The new Preserve has a long-standing history of educational pursuits. Students at Antioch University conducted extensive ecological surveys in the 1990s and 2010s. This rich background of data creates a unique opportunity to conduct scientific inquiry into the changes over time for rewilding landscapes.

The Putnam family has owned the land since the 1950s, allowing nature to take its path and managing the land with a light touch only. Thus, the forest is in an exceptionally undisturbed natural state and has rare old forest characteristics. With 14 different kinds of wetlands, ten types of upland forest, and numerous vernal pools on the Preserve, the land harbors a diversity of wildlife across a broad range of habitats.
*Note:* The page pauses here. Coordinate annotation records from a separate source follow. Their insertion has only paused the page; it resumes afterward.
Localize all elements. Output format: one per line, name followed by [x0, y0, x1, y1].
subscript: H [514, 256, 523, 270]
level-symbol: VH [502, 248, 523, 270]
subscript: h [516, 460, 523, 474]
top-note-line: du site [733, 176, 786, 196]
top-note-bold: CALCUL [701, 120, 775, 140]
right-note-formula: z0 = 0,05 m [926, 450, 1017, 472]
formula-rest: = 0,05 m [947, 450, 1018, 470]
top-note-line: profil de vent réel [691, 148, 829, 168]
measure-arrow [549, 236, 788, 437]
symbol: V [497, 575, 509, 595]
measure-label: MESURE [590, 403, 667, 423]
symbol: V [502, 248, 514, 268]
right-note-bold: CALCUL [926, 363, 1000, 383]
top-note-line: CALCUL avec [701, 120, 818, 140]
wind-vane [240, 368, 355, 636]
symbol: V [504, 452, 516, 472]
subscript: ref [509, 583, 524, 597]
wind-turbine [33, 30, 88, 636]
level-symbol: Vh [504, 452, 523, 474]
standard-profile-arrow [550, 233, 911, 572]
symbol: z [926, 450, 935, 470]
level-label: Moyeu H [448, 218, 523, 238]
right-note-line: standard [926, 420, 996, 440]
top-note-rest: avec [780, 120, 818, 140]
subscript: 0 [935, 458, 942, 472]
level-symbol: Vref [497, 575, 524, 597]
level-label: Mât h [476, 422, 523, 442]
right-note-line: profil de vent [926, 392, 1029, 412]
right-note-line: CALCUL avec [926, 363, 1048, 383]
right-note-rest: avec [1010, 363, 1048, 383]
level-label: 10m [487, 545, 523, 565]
A little over two miles of headwater streams, including Mountain Brook and Minnewawa Brook, feed into the Ashuelot River, a tributary of the Connecticut River.

Wildwood Wilderness Preserve is open to the public. A mile and a half of the Monadnock-Sunapee Greenway trail (a 50-mile hiking trail linking Mount Sunapee to Grand Monadnock) bisects the property, allowing people to experience this old forest firsthand and witness a wild place on nature’s terms.